Beginning Jan. 1, the California Department of Pesticide Regulation’s new rule will prohibit many applications within a quarter-mile of public K-12 schools and licensed day care facilities from 6 a.m. to 6 p.m. Monday through Friday, the state announced on Nov. 7.
This includes all applications by aircraft, sprinklers and air-blast sprayers and all fumigant applications as well as most dust and powder applications such as sulfur, according to a state news release.
The rule will also require nearby growers to provide annual notifications to area schools and county agricultural commissioners of the pesticides they expect to use in the upcoming year.
“As farmers protect their crop with pesticides, we have to make sure those children are safe and we have assurances that they’re safe,” DPR director Brian Leahy said in prepared remarks streamed online. He said the rule adds “an additional layer” to existing restrictions on pesticides near schools.
The rule comes after two rounds of public comments and complaints from farm groups such as California Citrus Mutual, which has asserted the requirements are unnecessary. CCM was still reviewing the final regulation on Nov. 7, spokeswoman Alyssa Houtby said.

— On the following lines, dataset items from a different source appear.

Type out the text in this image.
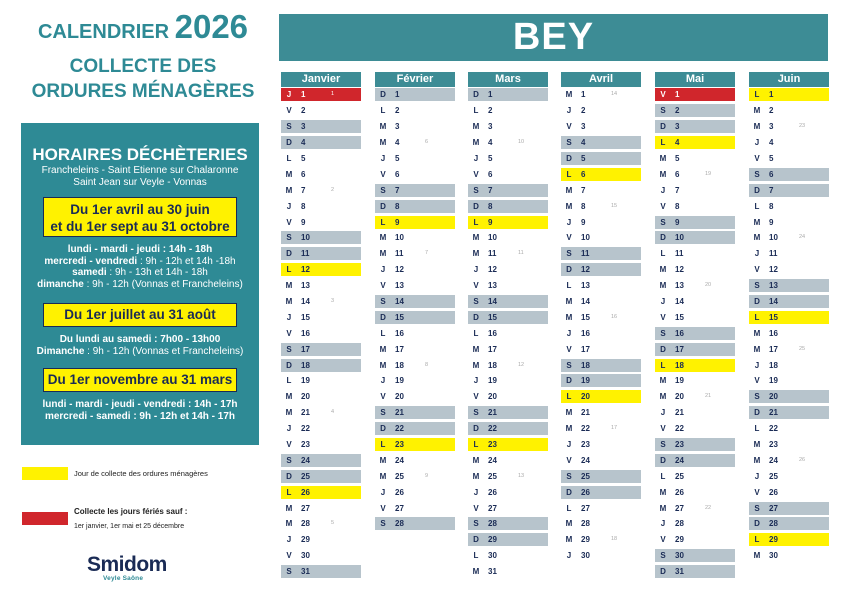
CALENDRIER 2026
COLLECTE DES
ORDURES MÉNAGÈRES
HORAIRES DÉCHÈTERIES
Francheleins - Saint Etienne sur Chalaronne
Saint Jean sur Veyle - Vonnas
Du 1er avril au 30 juin
et du 1er sept au 31 octobre
lundi - mardi - jeudi : 14h - 18h
mercredi - vendredi : 9h - 12h et 14h -18h
samedi : 9h - 13h et 14h - 18h
dimanche : 9h - 12h (Vonnas et Francheleins)
Du 1er juillet au 31 août
Du lundi au samedi : 7h00 - 13h00
Dimanche : 9h - 12h (Vonnas et Francheleins)
Du 1er novembre au 31 mars
lundi - mardi - jeudi - vendredi : 14h - 17h
mercredi - samedi : 9h - 12h et 14h - 17h
Jour de collecte des ordures ménagères
Collecte les jours fériés sauf :
1er janvier, 1er mai et 25 décembre
Smidom
Veyle Saône
BEY
Janvier
J	1	1
V	2
S	3
D	4
L	5
M	6
M	7	2
J	8
V	9
S	10
D	11
L	12
M	13
M	14	3
J	15
V	16
S	17
D	18
L	19
M	20
M	21	4
J	22
V	23
S	24
D	25
L	26
M	27
M	28	5
J	29
V	30
S	31
Février
D	1
L	2
M	3
M	4	6
J	5
V	6
S	7
D	8
L	9
M	10
M	11	7
J	12
V	13
S	14
D	15
L	16
M	17
M	18	8
J	19
V	20
S	21
D	22
L	23
M	24
M	25	9
J	26
V	27
S	28
Mars
D	1
L	2
M	3
M	4	10
J	5
V	6
S	7
D	8
L	9
M	10
M	11	11
J	12
V	13
S	14
D	15
L	16
M	17
M	18	12
J	19
V	20
S	21
D	22
L	23
M	24
M	25	13
J	26
V	27
S	28
D	29
L	30
M	31
Avril
M	1	14
J	2
V	3
S	4
D	5
L	6
M	7
M	8	15
J	9
V	10
S	11
D	12
L	13
M	14
M	15	16
J	16
V	17
S	18
D	19
L	20
M	21
M	22	17
J	23
V	24
S	25
D	26
L	27
M	28
M	29	18
J	30
Mai
V	1
S	2
D	3
L	4
M	5
M	6	19
J	7
V	8
S	9
D	10
L	11
M	12
M	13	20
J	14
V	15
S	16
D	17
L	18
M	19
M	20	21
J	21
V	22
S	23
D	24
L	25
M	26
M	27	22
J	28
V	29
S	30
D	31
Juin
L	1
M	2
M	3	23
J	4
V	5
S	6
D	7
L	8
M	9
M	10	24
J	11
V	12
S	13
D	14
L	15
M	16
M	17	25
J	18
V	19
S	20
D	21
L	22
M	23
M	24	26
J	25
V	26
S	27
D	28
L	29
M	30
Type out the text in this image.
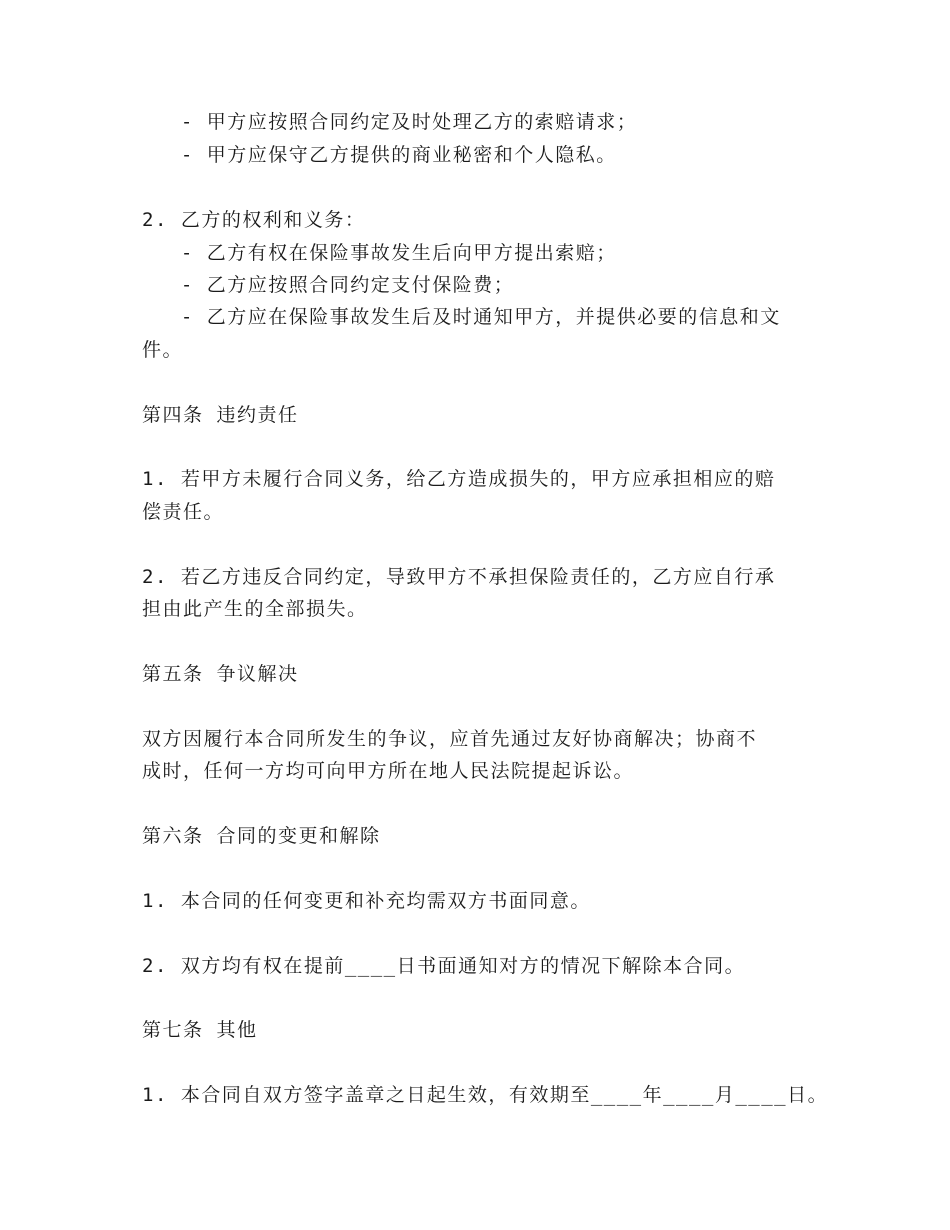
- 甲方应按照合同约定及时处理乙方的索赔请求；
- 甲方应保守乙方提供的商业秘密和个人隐私。
2. 乙方的权利和义务：
- 乙方有权在保险事故发生后向甲方提出索赔；
- 乙方应按照合同约定支付保险费；
- 乙方应在保险事故发生后及时通知甲方，并提供必要的信息和文
件。
第四条 违约责任
1. 若甲方未履行合同义务，给乙方造成损失的，甲方应承担相应的赔
偿责任。
2. 若乙方违反合同约定，导致甲方不承担保险责任的，乙方应自行承
担由此产生的全部损失。
第五条 争议解决
双方因履行本合同所发生的争议，应首先通过友好协商解决；协商不
成时，任何一方均可向甲方所在地人民法院提起诉讼。
第六条 合同的变更和解除
1. 本合同的任何变更和补充均需双方书面同意。
2. 双方均有权在提前____日书面通知对方的情况下解除本合同。
第七条 其他
1. 本合同自双方签字盖章之日起生效，有效期至____年____月____日。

The state had originally proposed a mandate that growers notify nearby schools and their county agricultural commissioner at least 48 hours before they spray. But the mandate was removed after Citrus Mutual and other groups complained last fall. The state also clarified that “school site” doesn’t include school buses and other vehicles.
Laura Brown, CCM’s director of government affairs, said earlier this year the group still believes the rule isn’t based on sound science and that it places an undue burden on schools to notify parents when there’s even a potential that pesticides could be used in the area.
The rule will impact about 4,100 public elementary and high schools and licensed day care facilities and involve about 2,500 growers in California, state officials said.
State officials argue the rule will set a consistent, statewide standard to augment local rules adopted by many counties related to pesticide applications near schools and day care centers.
In addition to tightening restrictions, the regulation is designed to encourage greater communication between growers and schools or early-childhood facilities, Leahy said. The communication could help schools better respond to potential drift incidents and inquiries from parents, officials said.